AS: Something like - I have to talk about one of the genetics ones. DNA workshop where - students extract DNA from their mouths and then use Polymerase chain reaction which I don't know if you've heard of or not but anyway what happens is they - you effectively photocopy the DNA so you end up with one particular piece of DNA that you keep copying and copying and copying so you end up with millions and millions and millions of pieces of that DNA. And then you can visualise the DNA by running it through a gel and at the end the students get really excited because they see DNA in a gel, you know. And you can see a hundred or a thousand pictures of DNA you know. Everyone's seen the DNA fingerprints for - you know, crime scenes or whatever. Not crime scenes but after they've taken the samples and run them out you'd see this DNA fingerprint. And - but to actually run it themselves and get an understanding of how how you actually end up. I mean what they have is not a DNA fingerprint but the principle is the same in terms of running DNA through a gel to separate it.

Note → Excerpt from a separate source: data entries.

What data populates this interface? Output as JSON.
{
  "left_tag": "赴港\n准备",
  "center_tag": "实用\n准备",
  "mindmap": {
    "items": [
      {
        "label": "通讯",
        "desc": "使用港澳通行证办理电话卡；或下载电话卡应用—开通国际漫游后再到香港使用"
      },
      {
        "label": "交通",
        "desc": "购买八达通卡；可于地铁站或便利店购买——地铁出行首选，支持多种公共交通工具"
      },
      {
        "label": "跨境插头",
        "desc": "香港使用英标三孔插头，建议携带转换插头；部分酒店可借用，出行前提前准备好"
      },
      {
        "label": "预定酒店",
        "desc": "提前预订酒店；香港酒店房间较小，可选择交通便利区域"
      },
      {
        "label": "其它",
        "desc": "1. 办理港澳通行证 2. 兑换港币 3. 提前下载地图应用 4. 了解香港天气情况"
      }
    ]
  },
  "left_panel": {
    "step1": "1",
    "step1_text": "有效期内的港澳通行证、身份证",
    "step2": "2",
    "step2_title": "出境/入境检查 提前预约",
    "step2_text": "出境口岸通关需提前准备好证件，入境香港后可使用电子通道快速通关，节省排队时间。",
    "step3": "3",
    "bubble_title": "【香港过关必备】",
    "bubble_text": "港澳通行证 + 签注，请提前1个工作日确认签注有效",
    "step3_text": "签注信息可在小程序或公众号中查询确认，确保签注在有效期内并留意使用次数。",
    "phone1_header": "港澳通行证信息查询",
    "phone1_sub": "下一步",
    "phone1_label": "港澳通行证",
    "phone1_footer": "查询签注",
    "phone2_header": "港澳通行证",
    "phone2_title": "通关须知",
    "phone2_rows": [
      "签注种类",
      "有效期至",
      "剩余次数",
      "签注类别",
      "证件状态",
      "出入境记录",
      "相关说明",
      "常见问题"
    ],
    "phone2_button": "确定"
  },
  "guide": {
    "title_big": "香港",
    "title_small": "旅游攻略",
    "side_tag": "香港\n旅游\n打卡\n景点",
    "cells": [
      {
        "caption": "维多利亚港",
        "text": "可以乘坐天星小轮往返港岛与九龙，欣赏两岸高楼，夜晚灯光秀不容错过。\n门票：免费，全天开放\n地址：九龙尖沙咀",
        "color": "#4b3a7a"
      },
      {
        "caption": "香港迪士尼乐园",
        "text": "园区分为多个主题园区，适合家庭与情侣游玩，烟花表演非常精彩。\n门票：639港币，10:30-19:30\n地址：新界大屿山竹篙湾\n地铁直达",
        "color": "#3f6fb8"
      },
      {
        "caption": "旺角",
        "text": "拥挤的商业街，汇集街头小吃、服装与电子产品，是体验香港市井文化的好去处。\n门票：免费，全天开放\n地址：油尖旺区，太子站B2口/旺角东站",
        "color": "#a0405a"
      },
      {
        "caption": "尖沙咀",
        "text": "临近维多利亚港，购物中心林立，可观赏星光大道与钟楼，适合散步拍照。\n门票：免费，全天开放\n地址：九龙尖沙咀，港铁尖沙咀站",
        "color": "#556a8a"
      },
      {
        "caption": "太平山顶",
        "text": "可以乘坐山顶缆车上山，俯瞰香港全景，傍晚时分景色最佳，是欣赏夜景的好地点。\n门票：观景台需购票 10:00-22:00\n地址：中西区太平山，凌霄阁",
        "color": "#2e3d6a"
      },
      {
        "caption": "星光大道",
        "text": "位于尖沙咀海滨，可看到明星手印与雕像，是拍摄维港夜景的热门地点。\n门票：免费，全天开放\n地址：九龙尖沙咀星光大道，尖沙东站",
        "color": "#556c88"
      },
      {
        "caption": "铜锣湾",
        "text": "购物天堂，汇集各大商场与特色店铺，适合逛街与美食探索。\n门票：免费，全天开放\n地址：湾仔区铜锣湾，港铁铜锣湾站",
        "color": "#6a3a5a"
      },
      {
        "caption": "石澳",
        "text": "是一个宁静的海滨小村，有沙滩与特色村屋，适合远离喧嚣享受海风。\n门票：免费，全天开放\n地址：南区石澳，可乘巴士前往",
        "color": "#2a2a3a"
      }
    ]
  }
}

And that you know it's great. They've never done it before but they will absolutely go away from that workshop understanding - precisely how that technique - Polymerase chain reaction works. Which is a really clever reaction but it's not very easy to understand on paper. And when I I have to say, going back to that. When I was doing my first post-doc in Sydney I hadn't done any genetics at all because my PhD was in neurosciences. And as I said earlier - I think I said earlier that, oh I can't remember, in 1986 this particular thing was, was developed by someone called Kary Mullis. And so I hadn't even done it at college cause I left in 1985. So when I did my PhD at post-doc I didn't even know what they were talking about so I had to be taught it and I was taught on paper how it worked but it took me forever to try and think "ok, so that's the next step" whatever. If I'd have done the workshop that we have here I'd have learnt it like that ((snaps fingers)). And because we use an interactive model, we use computers and they actually do it themselves as well. So you know that is - I suppose it's more of a personal thing for me. It's not a particularly difficult concept but I think it's quite hard to explain.